The March earthquake swarm consisted of more than 300 small earthquakes, the largest of 1.9. This is the first such swarm to be detected in the central Oregon Cascades.
Unfortunately, the locations and depths of the earthquakes are poorly known. Of the two seismometers closest to the swarm area, one was not operating during the swarm, and signals from the other were intermittent, owing to an above-average snow pack in the Cascades this winter. Out of 350 earthquakes, 63 were located, and only 8 had precise locations. None had well-constrained depths.
Local, State, and Federal officials and agencies agreed to develop a coordination plan for the Central Oregon Cascades after the area of uplift was discovered in 2001 and then found to be continuing. The eruption of Mount St. Helens in 1980 is still fresh in the memory of many residents and officials in the Pacific Northwest. If magma were indeed rising, and the activity continued for years, perhaps the magma would eventually break the surface and erupt.
The most recent eruptions at Three Sisters occurred during two closely spaced eruptive sequences at South Sister volcano about 2,200-2,000 years ago and near North Sister volcano between 1,600 and 1,200 years ago.
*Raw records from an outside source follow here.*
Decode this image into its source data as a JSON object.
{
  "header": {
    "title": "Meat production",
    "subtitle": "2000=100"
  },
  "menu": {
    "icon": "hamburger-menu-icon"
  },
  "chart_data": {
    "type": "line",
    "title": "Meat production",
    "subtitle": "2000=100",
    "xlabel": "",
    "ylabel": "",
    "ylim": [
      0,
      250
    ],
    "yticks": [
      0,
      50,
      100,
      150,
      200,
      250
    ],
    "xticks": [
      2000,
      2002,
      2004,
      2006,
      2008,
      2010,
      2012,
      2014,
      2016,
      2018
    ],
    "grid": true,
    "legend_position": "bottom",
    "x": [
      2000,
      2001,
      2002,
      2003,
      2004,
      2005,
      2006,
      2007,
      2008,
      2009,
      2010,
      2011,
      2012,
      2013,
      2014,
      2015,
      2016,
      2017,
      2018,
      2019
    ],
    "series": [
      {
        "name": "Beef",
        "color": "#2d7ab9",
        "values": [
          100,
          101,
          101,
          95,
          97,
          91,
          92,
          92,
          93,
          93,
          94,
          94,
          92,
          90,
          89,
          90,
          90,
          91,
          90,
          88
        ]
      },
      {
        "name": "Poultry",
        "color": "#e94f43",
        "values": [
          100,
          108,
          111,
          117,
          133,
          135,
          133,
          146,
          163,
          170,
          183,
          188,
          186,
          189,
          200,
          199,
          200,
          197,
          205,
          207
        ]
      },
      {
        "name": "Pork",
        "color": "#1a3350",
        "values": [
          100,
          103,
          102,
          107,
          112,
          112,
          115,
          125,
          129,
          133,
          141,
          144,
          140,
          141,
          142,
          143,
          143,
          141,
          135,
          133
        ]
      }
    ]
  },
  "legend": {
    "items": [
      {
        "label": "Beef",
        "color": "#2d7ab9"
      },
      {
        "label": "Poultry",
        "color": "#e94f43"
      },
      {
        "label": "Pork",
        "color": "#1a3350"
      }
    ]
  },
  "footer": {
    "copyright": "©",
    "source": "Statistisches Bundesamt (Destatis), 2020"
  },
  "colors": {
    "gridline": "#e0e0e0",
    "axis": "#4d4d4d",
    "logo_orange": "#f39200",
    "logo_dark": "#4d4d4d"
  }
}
The eruptions varied from explosive activity that generated volcanic ash and pumice to lava flows similar to those displayed by the ongoing eruption of Kilauea.
The earthquake swarm last March prompted scientists to install two additional seismic stations where they could find suitable snow-free ground. Two more seismometers and a second, continuously operating GPS station will be installed this summer, with permission from the Forest Service, to improve the ability of the small network to locate future earthquakes accurately.
The improved monitoring, and the new coordination plan, for the central Oregon Cascades means that volcanologists and the public should be prepared for additional activity, if it occurs.
For more information about the Three Sisters uplift and monitoring response, see the Web site: http://vulcan.wr.usgs.gov/Volcanoes/Sisters/
Eruptive activity at Pu`u `O`o continues. Most lava flows are breaking out from the Mother's Day lava tube downslope from the rootless shield complex south of Pu`u `O`o. Lava has been visible all week high on the pali above the end of the Chain of Craters Road. No lava is near the ocean. No eruptive activity has taken place in the crater of Pu`u `O`o during the past week.
One earthquake was felt on the island, in Leilani Estates, during the week ending April 22. The magnitude-2 earthquake at 10:01 p.m. April 15 was located 2 km (1 mile) northwest of `Opihikao and had a very shallow depth, about 1 km (six tenths of a mile).
Mauna Loa is not erupting. The summit region continues to inflate slowly. Seismic activity remains very low, with no earthquakes located in the summit area during the past week.